Jadilah kami pergi ke restoran dalam apartemen yang benar-benar penuh! Ternyata banyak penghuni yang juga malas masak! Dan jumlah mereka tidak tanggung-tanggung deh. Setiap table paling sedikit 8 orang,  bapak-ibu, opa-oma, anak-anak + baby sitter….. dan sssttt baby sitter itu berbahasa Jawa.

Kimiyo cerita bahwa banyak baby sitter yang berbahasa Indonesia yang tinggal bersama majikan mereka di apartemen itu. Dan begitu mereka mengetahui Kimiyo berbahasa Indonesia, mereka langsung akrab, dan kadang-kadang memberikan perhatian khusus untuk Ao, anak Kimiyo di taman, sementara Kim nya ngobrol ngalor-ngidul dengan temannya yang lain. Bahasa memang memberikan sentuhan keakraban yang lain dibandingkan dengan jika kita tidak tahu bahasanya.

foto bersama di lobby tower

Tak disangka setelah kembali dari restoran, Masa-san, suami Kim kembali dari kantor dan akhirnya kami melewatkan acara “kekeluargaan” dalam apartemen, termasuk membuat pertunjukan musik dari musician cilik. Yang satu menabuh drum, yang satu gitar, dan ukulele. Keakraban seperti ini akan selalu kami rindukan.

New Grand

29 Des

Nama lengkapnya Hotel New Grand, Yokohama. Terletak persis di depan perairan dan Taman Yamashita (Jangan salah, bukan Miyashita loh…sering sekali orang salah menyebutkan nama keluarga kami). Hotel ini yang dipilih oleh Gen, waktu aku mencari-cari kamar hotel yang kosong secara online untuk tanggal 26 Desember. Padahal aku sebetulnya lebih tertarik pada Royal Park Hotel Yokohama, karena waktu 10 tahun yang lalu, kami tidak jadi menginap di situ dan memberikan jatah kamar kami untuk keluarga yang datang dari Jakarta. Kamar di Royal Park Hotel, yang bersebelahan dengan Landmark Tower  ini mempunyai kamar mandi berjendela bulat sehingga seakan-akan berada dalam Kapal dengan pemandangan pantai Yokohama yang spektakuler, karena kamar teratas berada di tingkat 67. Bayangkan saja…pasti bagus kan.
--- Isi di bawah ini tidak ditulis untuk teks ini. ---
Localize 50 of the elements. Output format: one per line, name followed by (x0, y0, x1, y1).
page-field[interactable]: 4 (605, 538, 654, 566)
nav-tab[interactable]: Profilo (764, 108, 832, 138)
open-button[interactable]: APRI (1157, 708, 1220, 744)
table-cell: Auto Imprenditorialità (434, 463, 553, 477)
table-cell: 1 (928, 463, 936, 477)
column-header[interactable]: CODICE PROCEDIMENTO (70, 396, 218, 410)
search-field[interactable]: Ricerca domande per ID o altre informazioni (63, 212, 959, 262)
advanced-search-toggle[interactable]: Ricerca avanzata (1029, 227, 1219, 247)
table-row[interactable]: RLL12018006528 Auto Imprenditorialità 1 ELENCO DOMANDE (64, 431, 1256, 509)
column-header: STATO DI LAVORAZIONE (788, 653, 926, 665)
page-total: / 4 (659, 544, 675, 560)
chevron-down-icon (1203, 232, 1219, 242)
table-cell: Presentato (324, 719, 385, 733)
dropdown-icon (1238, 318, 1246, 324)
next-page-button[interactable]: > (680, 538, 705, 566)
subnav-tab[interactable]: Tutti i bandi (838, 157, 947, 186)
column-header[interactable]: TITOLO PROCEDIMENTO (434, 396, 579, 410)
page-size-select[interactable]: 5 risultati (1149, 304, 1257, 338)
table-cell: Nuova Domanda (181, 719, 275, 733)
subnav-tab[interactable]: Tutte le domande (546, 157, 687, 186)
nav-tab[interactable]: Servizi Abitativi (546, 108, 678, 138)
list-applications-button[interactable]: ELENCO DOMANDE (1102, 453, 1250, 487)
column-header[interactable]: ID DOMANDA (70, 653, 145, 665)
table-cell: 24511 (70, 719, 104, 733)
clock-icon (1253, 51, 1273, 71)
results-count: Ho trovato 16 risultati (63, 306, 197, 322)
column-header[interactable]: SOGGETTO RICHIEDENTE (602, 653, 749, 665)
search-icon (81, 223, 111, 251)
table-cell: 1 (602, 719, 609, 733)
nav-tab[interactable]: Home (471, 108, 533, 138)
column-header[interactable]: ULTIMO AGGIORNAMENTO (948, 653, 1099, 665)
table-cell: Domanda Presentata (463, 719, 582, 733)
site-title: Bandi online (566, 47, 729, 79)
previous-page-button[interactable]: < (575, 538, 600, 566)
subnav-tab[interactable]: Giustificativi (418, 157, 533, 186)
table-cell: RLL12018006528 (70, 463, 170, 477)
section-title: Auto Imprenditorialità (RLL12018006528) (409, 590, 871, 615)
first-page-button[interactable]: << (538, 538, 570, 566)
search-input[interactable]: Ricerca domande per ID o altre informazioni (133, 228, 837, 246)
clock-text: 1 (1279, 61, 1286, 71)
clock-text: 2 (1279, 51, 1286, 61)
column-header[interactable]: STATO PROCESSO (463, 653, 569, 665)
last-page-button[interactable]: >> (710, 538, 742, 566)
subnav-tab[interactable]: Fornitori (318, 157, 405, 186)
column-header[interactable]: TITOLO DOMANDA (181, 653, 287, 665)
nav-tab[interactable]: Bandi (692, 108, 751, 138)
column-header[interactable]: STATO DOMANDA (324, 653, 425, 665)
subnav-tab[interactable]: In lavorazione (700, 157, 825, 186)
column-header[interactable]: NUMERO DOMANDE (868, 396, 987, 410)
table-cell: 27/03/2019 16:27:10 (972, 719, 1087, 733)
Tapi memang Hotel New Grand ini adalah hotel klasik, hotel yang kuno karena hotel ini mulai dibangun tahun 1926, dan selesai tahun 1927. Tidak kurang dari Jendral Mac Arthur pernah menggunakan ruangan di hotel ini sebagai ruang kerjanya, sehingga ada ruang suite bed room bernama Ruang Mac Arthur. Harga permalamnya? 140.ooo yen aja (14 juta rupiah saja).

Dan Gen berkata bahwa, seandainya dia menginap di hotel, dia ingin menginap di Hotel New Grand. Aku tadinya pikir mungkin karena dia suka sejarahnya, tapi ternyata setelah kami menginap baru dia sadar bahwa dia telah terpengaruh oleh sebuah film. Film Amerika yang berjudul Somewhere in Time, yang dibintangi Christopher Reeve & Jane Seymour. Nama hotel yang ada di film itu ternyata GRAND HOTEL, Mackinac Island Michigan.

Kebetulan saja namanya sama…. ada grand nya. Soalnya arsitekturnya agak beda deh. Tapi pas aku cari daftar harganya? well hampir sama ….mahalnya hihihi. Dan Gen bilang, kalau gitu nanti anniversary (10 tahun lagi) usahakan di Michigan yuuuk hihihi. Tapi siapa tahu ada kesempatan ke Amerika, biar kamar yang termurah lumayan juga tuh… (Aku sama sekali ngga ada keinginan untuk ke Amerika sih). Ternyata setelah cari keterangan tentang Grand Hotel ini, diketahui bahwa hotel itu tutup selama bulan November-Januari. Jadi sudah tidak bisa deh ke sana untuk merayakan anniversary…(syukurlah hihihi). Kalau mau pergi harus summer.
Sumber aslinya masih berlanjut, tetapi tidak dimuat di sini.